The remuneration system for Board Directors has also been changed. As the Chair of the Remuneration Committee, what would you think of the new remuneration system for Board Directors?

If I had to point out one key item in the remuneration system for Board Directors at SoftBank, it would be “ownership.” Remuneration for Board Directors at SoftBank comes in two forms: basic remuneration which is paid monthly in cash and performance-based remuneration. What the Company has changed in the system this time is that performance-based remuneration could be as much as 2 - 3 times the amount of basic remuneration. Also, all performance-based remuneration would be share-based payment. In other words, the new remuneration system features a high percentage of share-based payment in the form of restricted stock. When Board Directors hold a certain number of shares in their own company, they manage with the same view as long-term shareholders and investors rather than paying lip service, and this leads to their motivation to improve corporate value over the long-term. In fact, this is a solid system that also suppresses irresponsible behavior that would damage corporate value or otherwise undermine corporate soundness. Since SoftBank is concentrating its efforts on Beyond Japan initiatives going forward, it’ll be increasingly important to consider a remuneration system at the scale of global standards in order to attract the best talent overseas.

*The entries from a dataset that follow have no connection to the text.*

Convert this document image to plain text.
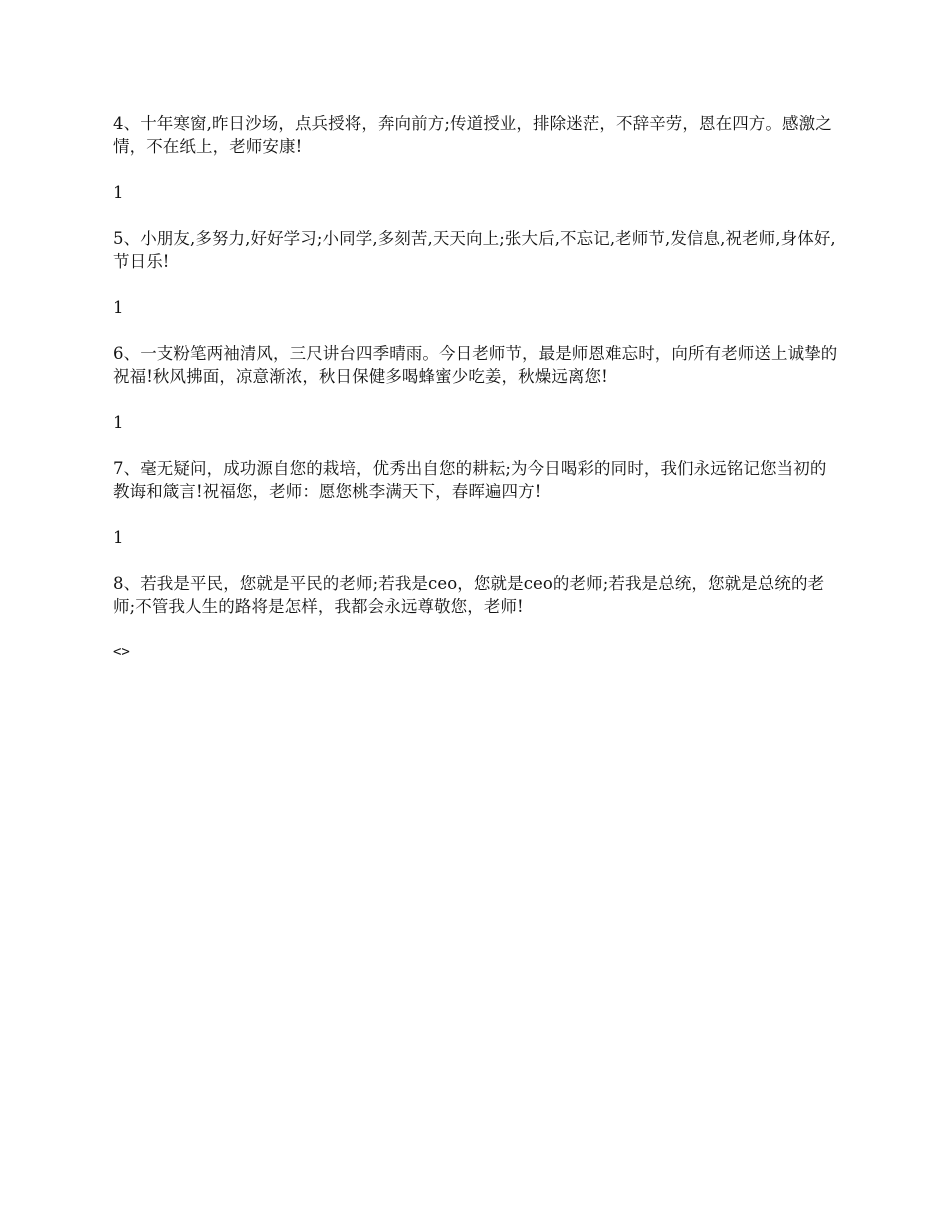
4、十年寒窗,昨日沙场，点兵授将，奔向前方;传道授业，排除迷茫，不辞辛劳，恩在四方。感激之情，不在纸上，老师安康!

1

5、小朋友,多努力,好好学习;小同学,多刻苦,天天向上;张大后,不忘记,老师节,发信息,祝老师,身体好,节日乐!

1

6、一支粉笔两袖清风，三尺讲台四季晴雨。今日老师节，最是师恩难忘时，向所有老师送上诚挚的祝福!秋风拂面，凉意渐浓，秋日保健多喝蜂蜜少吃姜，秋燥远离您!

1

7、毫无疑问，成功源自您的栽培，优秀出自您的耕耘;为今日喝彩的同时，我们永远铭记您当初的教诲和箴言!祝福您，老师：愿您桃李满天下，春晖遍四方!

1

8、若我是平民，您就是平民的老师;若我是ceo，您就是ceo的老师;若我是总统，您就是总统的老师;不管我人生的路将是怎样，我都会永远尊敬您，老师!

<>
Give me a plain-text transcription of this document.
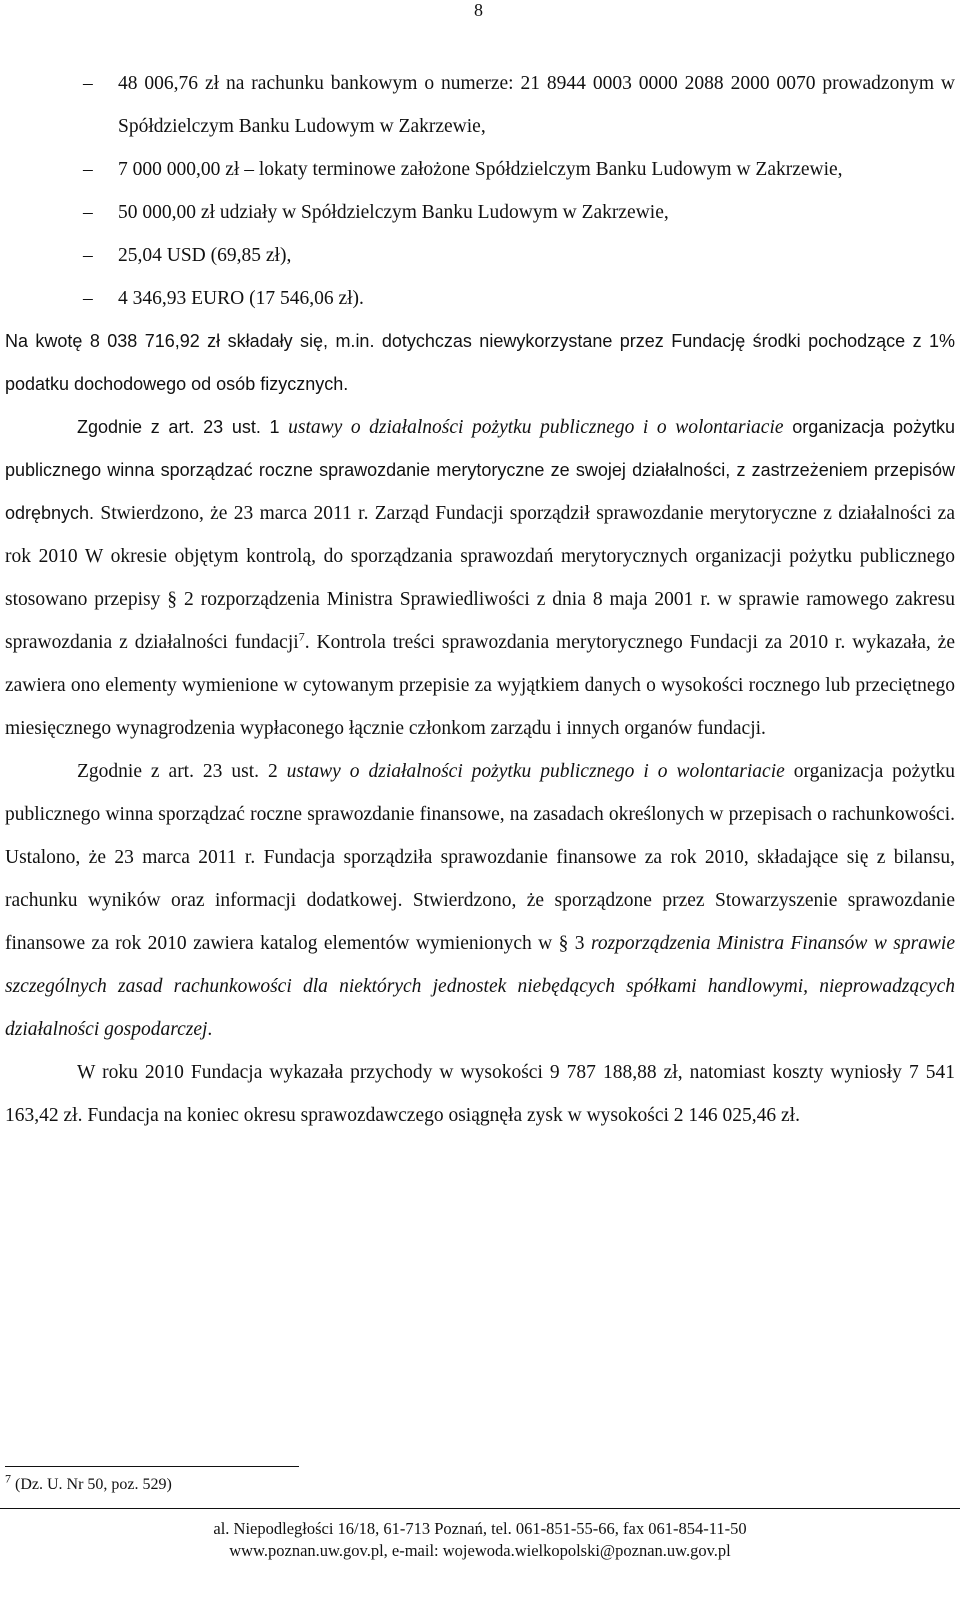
8
– 48 006,76 zł na rachunku bankowym o numerze: 21 8944 0003 0000 2088 2000 0070 prowadzonym w Spółdzielczym Banku Ludowym w Zakrzewie,
– 7 000 000,00 zł – lokaty terminowe założone Spółdzielczym Banku Ludowym w Zakrzewie,
– 50 000,00 zł udziały w Spółdzielczym Banku Ludowym w Zakrzewie,
– 25,04 USD (69,85 zł),
– 4 346,93 EURO (17 546,06 zł).

Na kwotę 8 038 716,92 zł składały się, m.in. dotychczas niewykorzystane przez Fundację środki pochodzące z 1% podatku dochodowego od osób fizycznych.

Zgodnie z art. 23 ust. 1 ustawy o działalności pożytku publicznego i o wolontariacie organizacja pożytku publicznego winna sporządzać roczne sprawozdanie merytoryczne ze swojej działalności, z zastrzeżeniem przepisów odrębnych. Stwierdzono, że 23 marca 2011 r. Zarząd Fundacji sporządził sprawozdanie merytoryczne z działalności za rok 2010 W okresie objętym kontrolą, do sporządzania sprawozdań merytorycznych organizacji pożytku publicznego stosowano przepisy § 2 rozporządzenia Ministra Sprawiedliwości z dnia 8 maja 2001 r. w sprawie ramowego zakresu sprawozdania z działalności fundacji$^7$. Kontrola treści sprawozdania merytorycznego Fundacji za 2010 r. wykazała, że zawiera ono elementy wymienione w cytowanym przepisie za wyjątkiem danych o wysokości rocznego lub przeciętnego miesięcznego wynagrodzenia wypłaconego łącznie członkom zarządu i innych organów fundacji.

Zgodnie z art. 23 ust. 2 ustawy o działalności pożytku publicznego i o wolontariacie organizacja pożytku publicznego winna sporządzać roczne sprawozdanie finansowe, na zasadach określonych w przepisach o rachunkowości. Ustalono, że 23 marca 2011 r. Fundacja sporządziła sprawozdanie finansowe za rok 2010, składające się z bilansu, rachunku wyników oraz informacji dodatkowej. Stwierdzono, że sporządzone przez Stowarzyszenie sprawozdanie finansowe za rok 2010 zawiera katalog elementów wymienionych w § 3 rozporządzenia Ministra Finansów w sprawie szczególnych zasad rachunkowości dla niektórych jednostek niebędących spółkami handlowymi, nieprowadzących działalności gospodarczej.

W roku 2010 Fundacja wykazała przychody w wysokości 9 787 188,88 zł, natomiast koszty wyniosły 7 541 163,42 zł. Fundacja na koniec okresu sprawozdawczego osiągnęła zysk w wysokości 2 146 025,46 zł.

$^7$ (Dz. U. Nr 50, poz. 529)
al. Niepodległości 16/18, 61-713 Poznań, tel. 061-851-55-66, fax 061-854-11-50
www.poznan.uw.gov.pl, e-mail: wojewoda.wielkopolski@poznan.uw.gov.pl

Beyond what I’ve already mentioned earlier, when SoftBank was changing the remuneration system for Board Directors this time, the Remuneration Committee discussed and recommended adding KPIs and other sustainability factors linked to priority issues (materiality) and creating a new medium-term performance-based remuneration linked to a total shareholder return (TSR) coefficient determined by correlation to TOPIX. In particular, we should not make the discussion on sustainability and ESG issues a mere formality. It’s important in the discussion to flesh out what is essential to the Company and its businesses from our own perspectives. From this perspective, I believe SoftBank businesses provide socially essential services and contribute to sustainability issues as a matter of course.

Speaking of ownership, President & CEO Miyakawa personally borrowed ¥20.0 billion from SoftBank to acquire the Company’s own shares. What’s your opinion on this?

I think his action shows his confidence in the future of SoftBank and determination to bear more responsibility than anyone else for running the Company. This decision has prompted a lot of argument, but I believe it raises questions in a good way. I can say that SoftBank is the most independent and purely growth-oriented among many large corporations in Japan.

Lastly, what could you tell us about governance at SoftBank?

In the end, it is important to listen sincerely to the voices of external stakeholders, to ensure that governance is substantive, not a formality, and to always maintain the flexibility to change. Systems in a corporation are introduced in a format that corresponds to the situation at a given time, so as years go by, there are always some parts of them that go stale. We should not continue to do something forever once we have decided on it. At times, we need to decisively disrupt a system to make sure it functions well. After all, the things we check are what someone else has selected and highlighted, and there is no guarantee that’s all there is. Of course, building a solid system can be the foundation, but nothing could be perfect if human beings are involved. That is, checks on governance are also an issue that ultimately goes back to trust between people. In that sense, SoftBank is a large corporation with an open-minded culture in which we can speak freely to anyone. I think that is especially notable.

And one more thing: we have Board Directors with an ownership or startup spirit, and that heightens corporate value as a whole. That is where SoftBank’s strength lies and we’ll want to keep our eyes on the regime of President & CEO Miyakawa to make sure it fully leverages the comprehensive strength of SoftBank.